E. Que o destinatário queira desobedecer a ordem emanada do Ministério Público.
Por derradeiro, considerando que somente a modalidade dolosa do delito é prevista pelo art. 10, o que exige vontade deliberada de desobediência e pressupõe conhecimento do agente quanto à indispensabilidade, pois só se pode querer o que se conhece, devendo o dolo abranger todos os elementos da figura típica, se ao requisitado não é dado saber, não tem ele como intencionalmente subtrair do Ministério Público dados indispensáveis à propositura de demanda civil pública.
Ilógico possa querer recusar, omitir ou retardar o fornecimento de dados técnicos indispensáveis sem que prévia informação desta indispensabilidade feita por quem de direito, o Ministério Público, e na requisição. O delito em questão pressupõe recusa, omissão ou retardamento intencional apto a impedir a propositura da ação pelo Ministério Público.
CONCLUSÃO.
Conclusivamente, como elementar do delito, à luz do princípio da legalidade e aos efeitos da tipicidade da conduta no art. 10, é essencial que o agente saiba tratar-se de dado técnico indispensável ao ajuizamento de ação civil pública.

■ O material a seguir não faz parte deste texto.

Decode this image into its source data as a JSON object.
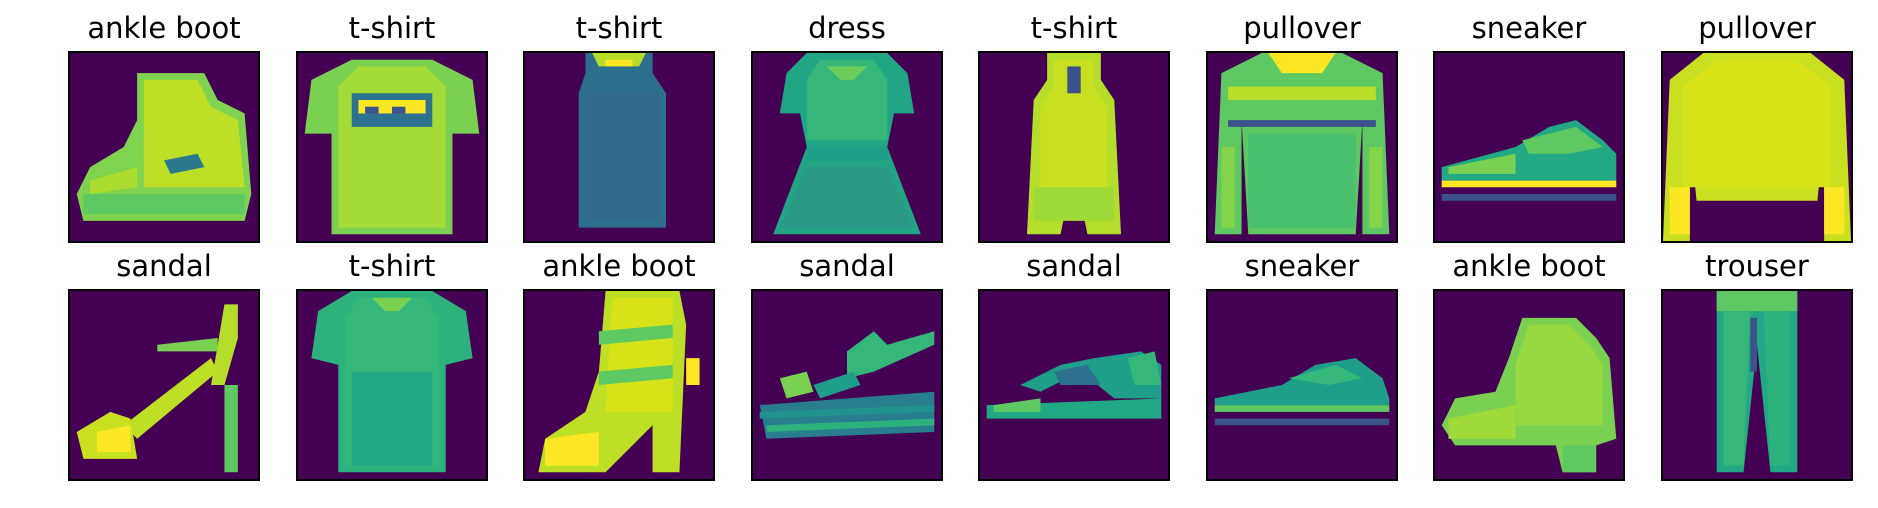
{
  "figure": {
    "background_color": "#ffffff",
    "image_background_color": "#440154",
    "colormap": "viridis",
    "rows": 2,
    "cols": 8
  },
  "images": [
    {
      "label": "ankle boot",
      "icon": "ankle-boot-icon"
    },
    {
      "label": "t-shirt",
      "icon": "t-shirt-icon"
    },
    {
      "label": "t-shirt",
      "icon": "tank-top-icon"
    },
    {
      "label": "dress",
      "icon": "dress-icon"
    },
    {
      "label": "t-shirt",
      "icon": "top-icon"
    },
    {
      "label": "pullover",
      "icon": "pullover-icon"
    },
    {
      "label": "sneaker",
      "icon": "sneaker-icon"
    },
    {
      "label": "pullover",
      "icon": "pullover-icon"
    },
    {
      "label": "sandal",
      "icon": "high-heel-sandal-icon"
    },
    {
      "label": "t-shirt",
      "icon": "t-shirt-icon"
    },
    {
      "label": "ankle boot",
      "icon": "heeled-boot-icon"
    },
    {
      "label": "sandal",
      "icon": "platform-sandal-icon"
    },
    {
      "label": "sandal",
      "icon": "flat-sandal-icon"
    },
    {
      "label": "sneaker",
      "icon": "sneaker-icon"
    },
    {
      "label": "ankle boot",
      "icon": "ankle-boot-icon"
    },
    {
      "label": "trouser",
      "icon": "trouser-icon"
    }
  ]
}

[1] “Art. 8º. § 1º O Ministério Público poderá instaurar, sob sua presidência, inquérito civil, ou requisitar, de qualquer organismo público ou particular, certidões, informações, exames ou perícias, no prazo que assinalar, o qual não poderá ser inferior a 10 (dez) dias úteis.”
[2] “É fundamental na espécie, a demonstração apriorística de que o agente tenha agido com dolo, já que não é punível, na espécie, a figura culposa. […] Há de estar presente intenção clara e direta de descumprimento da ordem por parte do apontado autor do ilícito, com demonstração, por ocasião do oferecimento da denúncia, de forma veemente e bastante clara, de que haja chegado a conhecimento do denunciado a determinação constante dos ofícios que lhe foram dirigidos.” (STF, AP 679, Plenário. Relator Ministro DIAS TOFFOLI, julgado em 06/02/2014 e Dje-213, de 30/10/2014).
[3] CARVALHO FILHO, José dos Santos. Ação civil pública: comentários por artigo. 8. ed. Rio de Janeiro: Lumen Juris, 2011, p. 311.
[4] DALMASO, Erinton Cristiano. Comentários ao crime do artigo 10 da Lei 7.347/85 (Lei da Ação Civil Pública).
[5] STJ, RHC 12359/MG, Quinta Turma, relator Ministro GILSON DIPP, DJU de 01/07/2002.
[6] STJ, HC 85.507/SP, Sexta Turma. Relatora Ministra MARIA THEREZA DE ASSIS MOURA, julgado em 25/08/2009, DJe 14/09/2009.
[7] DALMASO, Erinton Cristiano. Comentários ao crime do artigo 10 da Lei 7.347/85 (Lei da Ação Civil Pública).
[8] ROCHA JÚNIOR, Paulo Sérgio Duarte da. Breves Comentários ao Artigo 10 da Lei nº 7.347/85, Revista CEJ, Brasília, n. 35, p. 28-34, out/dez. 2006.
[9] TJMG, Apelação Criminal nº 1.0000.12.054742- 7/000.
[10] RHC 120491/PE, Sexta Turma. Relatora Ministra LAURITA VAZ, julgado em 04/08/2020, DJe 19/08/2020 - RSTJ vol. 258 p. 835.
[11] CARVALHO FILHO, José dos Santos. Ação civil pública: comentários por artigo. 8. ed. Rio de Janeiro: Lumen Juris, 2011, p. 311-313.
[12] ROCHA JUNIOR, Breves Comentários ao Artigo 10 da Lei nº 7.347/85, Revista CEJ, Brasília, n. 35, p. 28-34, out/dez. 2006.